Die Entschuldigung des Gerichts konnte Arnold nicht mehr hören. Er starb 2012 in Völklingen im Saarland an Herzversagen, ein Jahr nach dem Freispruch. Am Ende lebte er von Hartz IV. Sein Bruder Steffen Arnold (48) nannte die Äußerung des Gerichts „respektvoll“. Seine Mutter war erleichtert. „Ich hoffe, dass ich nun endlich mal zur Ruhe komme“, sagte Helga Arnold (77). „Das ist die erste Entschuldigung, die ich höre.“

Ein wirkliches Motiv für das Drama gibt es nach Ansicht des Landgerichts nicht.
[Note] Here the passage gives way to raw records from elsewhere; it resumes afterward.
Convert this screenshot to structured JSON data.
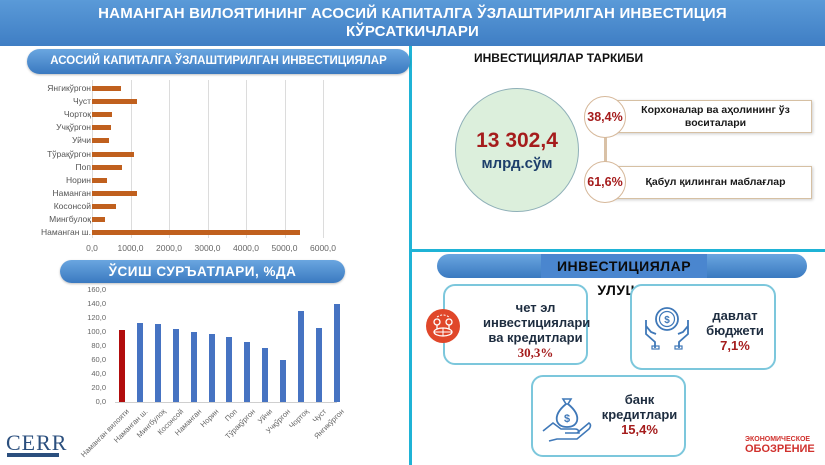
{
  "header": {
    "title_line1": "НАМАНГАН ВИЛОЯТИНИНГ АСОСИЙ КАПИТАЛГА ЎЗЛАШТИРИЛГАН ИНВЕСТИЦИЯ",
    "title_line2": "КЎРСАТКИЧЛАРИ"
  },
  "left": {
    "investments_title": "АСОСИЙ КАПИТАЛГА ЎЗЛАШТИРИЛГАН ИНВЕСТИЦИЯЛАР (млрд.сўм)",
    "growth_title": "ЎСИШ СУРЪАТЛАРИ, %ДА"
  },
  "chart_data": [
    {
      "type": "bar",
      "orientation": "horizontal",
      "title": "АСОСИЙ КАПИТАЛГА ЎЗЛАШТИРИЛГАН ИНВЕСТИЦИЯЛАР (млрд.сўм)",
      "categories": [
        "Янгикўргон",
        "Чуст",
        "Чортоқ",
        "Учқўргон",
        "Уйчи",
        "Тўрақўргон",
        "Поп",
        "Норин",
        "Наманган",
        "Косонсой",
        "Мингбулоқ",
        "Наманган ш."
      ],
      "values": [
        750,
        1180,
        525,
        490,
        450,
        1100,
        780,
        400,
        1165,
        630,
        345,
        5415
      ],
      "xticks": [
        "0,0",
        "1000,0",
        "2000,0",
        "3000,0",
        "4000,0",
        "5000,0",
        "6000,0"
      ],
      "xlim": [
        0,
        6000
      ],
      "grid": true,
      "color": "#c0601e"
    },
    {
      "type": "bar",
      "orientation": "vertical",
      "title": "ЎСИШ СУРЪАТЛАРИ, %ДА",
      "categories": [
        "Наманган вилояти",
        "Наманган ш.",
        "Мингбулоқ",
        "Косонсой",
        "Наманган",
        "Норин",
        "Поп",
        "Тўрақўргон",
        "Уйчи",
        "Учқўргон",
        "Чортоқ",
        "Чуст",
        "Янгикўргон"
      ],
      "values": [
        102.4,
        112.4,
        111.9,
        104.3,
        100.5,
        97.1,
        92.4,
        85.2,
        76.7,
        60.5,
        129.5,
        105.2,
        139.5
      ],
      "yticks": [
        "0,0",
        "20,0",
        "40,0",
        "60,0",
        "80,0",
        "100,0",
        "120,0",
        "140,0",
        "160,0"
      ],
      "ylim": [
        0,
        160
      ],
      "grid": false,
      "colors": {
        "region": "#b10d0d",
        "district": "#4673c2"
      }
    }
  ],
  "structure": {
    "title": "ИНВЕСТИЦИЯЛАР ТАРКИБИ",
    "total_value": "13 302,4",
    "total_unit": "млрд.сўм",
    "components": [
      {
        "percent": "38,4%",
        "label": "Корхоналар ва аҳолининг ўз воситалари"
      },
      {
        "percent": "61,6%",
        "label": "Қабул қилинган маблағлар"
      }
    ]
  },
  "shares": {
    "title": "ИНВЕСТИЦИЯЛАР УЛУШИ",
    "cards": [
      {
        "icon": "globe-investment-icon",
        "line1": "чет эл",
        "line2": "инвестициялари",
        "line3": "ва кредитлари",
        "value": "30,3%"
      },
      {
        "icon": "hands-coin-icon",
        "line1": "давлат",
        "line2": "бюджети",
        "value": "7,1%"
      },
      {
        "icon": "hand-money-bag-icon",
        "line1": "банк",
        "line2": "кредитлари",
        "value": "15,4%"
      }
    ]
  },
  "logos": {
    "left": "CERR",
    "right_line1": "ЭКОНОМИЧЕСКОЕ",
    "right_line2": "ОБОЗРЕНИЕ"
  }
}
Die Konkurrenzsituation am Arbeitsplatz sei nicht der eigentliche Auslöser gewesen. Die Frau habe eine psychische Störung, einen Hang zum maßlosen Übertreiben – und sei Erfinderin skurrilster und abwegigster Geschichten. „Es reicht ihr auch, wenn ihr jemand auf die Füße tritt.“ Zum Vortäuschen ihrer Vergewaltigung habe sie sich Verletzungen selbst zugefügt – „und sie hält ihre Geschichte bis heute durch.“ Mit dem Urteil verliert die vom Dienst suspendierte Lehrerin ihren Beamtenstatus.

Die Verteidigung kündigte an, sehr wahrscheinlich Revision gegen das Urteil einzulegen. „Meine Mandantin war über das Urteil sehr schockiert“, sagte Anwalt Torsten Rock. Er hatte einen Freispruch gefordert.

Die Staatsanwaltschaft war mit dem Urteil zufrieden, sie hatte auf siebeneinhalb Jahre Haft plädiert. Die Verurteilung von Horst Arnold 2002 sei „ein Fehler der Justiz in der Gesamtheit“ gewesen, sagte Oberstaatsanwalt Klaus Reinhardt.